With these as our premises, we prepared for the 2007 Dramafest and we opened it to the public. At the festival, many people came to watch our students try—and many succeeded—to act and speak like an Ilokano in the way an informed Ilokano would.
It is also at this program that we honored our partners in the holding of the 2006 Nakem Centennial Conferences: Reynie Butay, Annie Corpus, Tina Daquip, Estrella Pada Taong, and San Nicolas Lechon.
We also honored Edmund Calaycay Jr., the first-ever fully certified interpreter in Ilokano—the first-ever in the history of Ilokano interpreter certification in the State of Hawai`i, the United States, and the whole world. The Philippines do not have such kind of a program and we wonder what is happening to the courts where expertise in the Ilokano language and in the art and science of interpretation would be needed.
Two sets of judges for the drama competition came in to help. For the beginning level, we had Jennifer Alforo, Edmund Calaycay Jr., and Dr. Ella Pada Taong.

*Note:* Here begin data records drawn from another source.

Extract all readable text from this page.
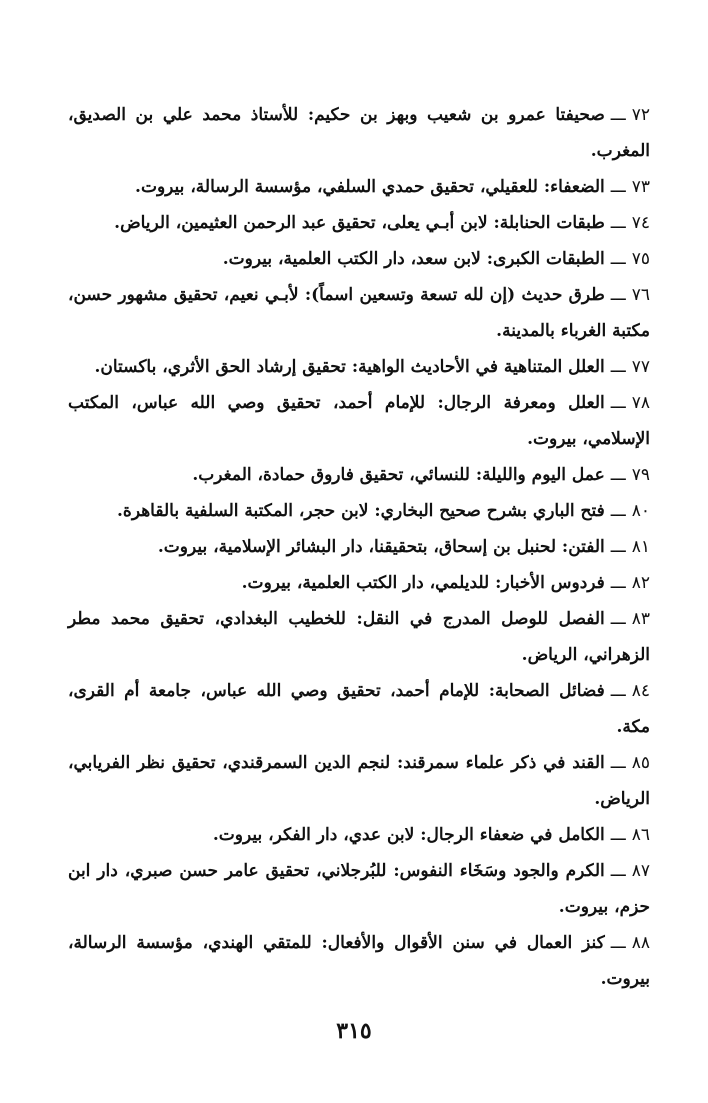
٧٢ـــصحيفتا عمرو بن شعيب وبهز بن حكيم: للأستاذ محمد علي بن الصديق، المغرب.

٧٣ـــالضعفاء: للعقيلي، تحقيق حمدي السلفي، مؤسسة الرسالة، بيروت.

٧٤ـــطبقات الحنابلة: لابن أبـي يعلى، تحقيق عبد الرحمن العثيمين، الرياض.

٧٥ـــالطبقات الكبرى: لابن سعد، دار الكتب العلمية، بيروت.

٧٦ـــطرق حديث (إن لله تسعة وتسعين اسماً): لأبـي نعيم، تحقيق مشهور حسن، مكتبة الغرباء بالمدينة.

٧٧ـــالعلل المتناهية في الأحاديث الواهية: تحقيق إرشاد الحق الأثري، باكستان.

٧٨ـــالعلل ومعرفة الرجال: للإمام أحمد، تحقيق وصي الله عباس، المكتب الإسلامي، بيروت.

٧٩ـــعمل اليوم والليلة: للنسائي، تحقيق فاروق حمادة، المغرب.

٨٠ـــفتح الباري بشرح صحيح البخاري: لابن حجر، المكتبة السلفية بالقاهرة.

٨١ـــالفتن: لحنبل بن إسحاق، بتحقيقنا، دار البشائر الإسلامية، بيروت.

٨٢ـــفردوس الأخبار: للديلمي، دار الكتب العلمية، بيروت.

٨٣ـــالفصل للوصل المدرج في النقل: للخطيب البغدادي، تحقيق محمد مطر الزهراني، الرياض.

٨٤ـــفضائل الصحابة: للإمام أحمد، تحقيق وصي الله عباس، جامعة أم القرى، مكة.

٨٥ـــالقند في ذكر علماء سمرقند: لنجم الدين السمرقندي، تحقيق نظر الفريابي، الرياض.

٨٦ـــالكامل في ضعفاء الرجال: لابن عدي، دار الفكر، بيروت.

٨٧ـــالكرم والجود وسَخَاء النفوس: للبُرجلاني، تحقيق عامر حسن صبري، دار ابن حزم، بيروت.

٨٨ـــكنز العمال في سنن الأقوال والأفعال: للمتقي الهندي، مؤسسة الرسالة، بيروت.

٣١٥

For the intermediate level, we had Meann Binonwangan, Agnes Malate, and Amado Yoro.
It was hard work, with the kind of a preparation involved, the nitty-gritty details that we had to look into, the oversight that must be done even on that morning of ‘The Big Day.’
Here we are—and our Ilokano students, a number of them not even linked in any way to the Ilokanos—looking forward to the 2008 Spring Dramafest.
Our prayer is to see a full-blown Ilokano and Amianan Program in many of the Universities of the Amianan Philippines in the future. With our Nakem partnership, this dream might soon come to fruition. Mariano Marcos State University is soon putting up its Ilokano and Amianan Studies Center. We hope some other universities will follow.
We must mention here that Don Mariano Marcos State University beat everyone in the offering of a creative writing program in Ilokano. I was there at their inauguration. I should know.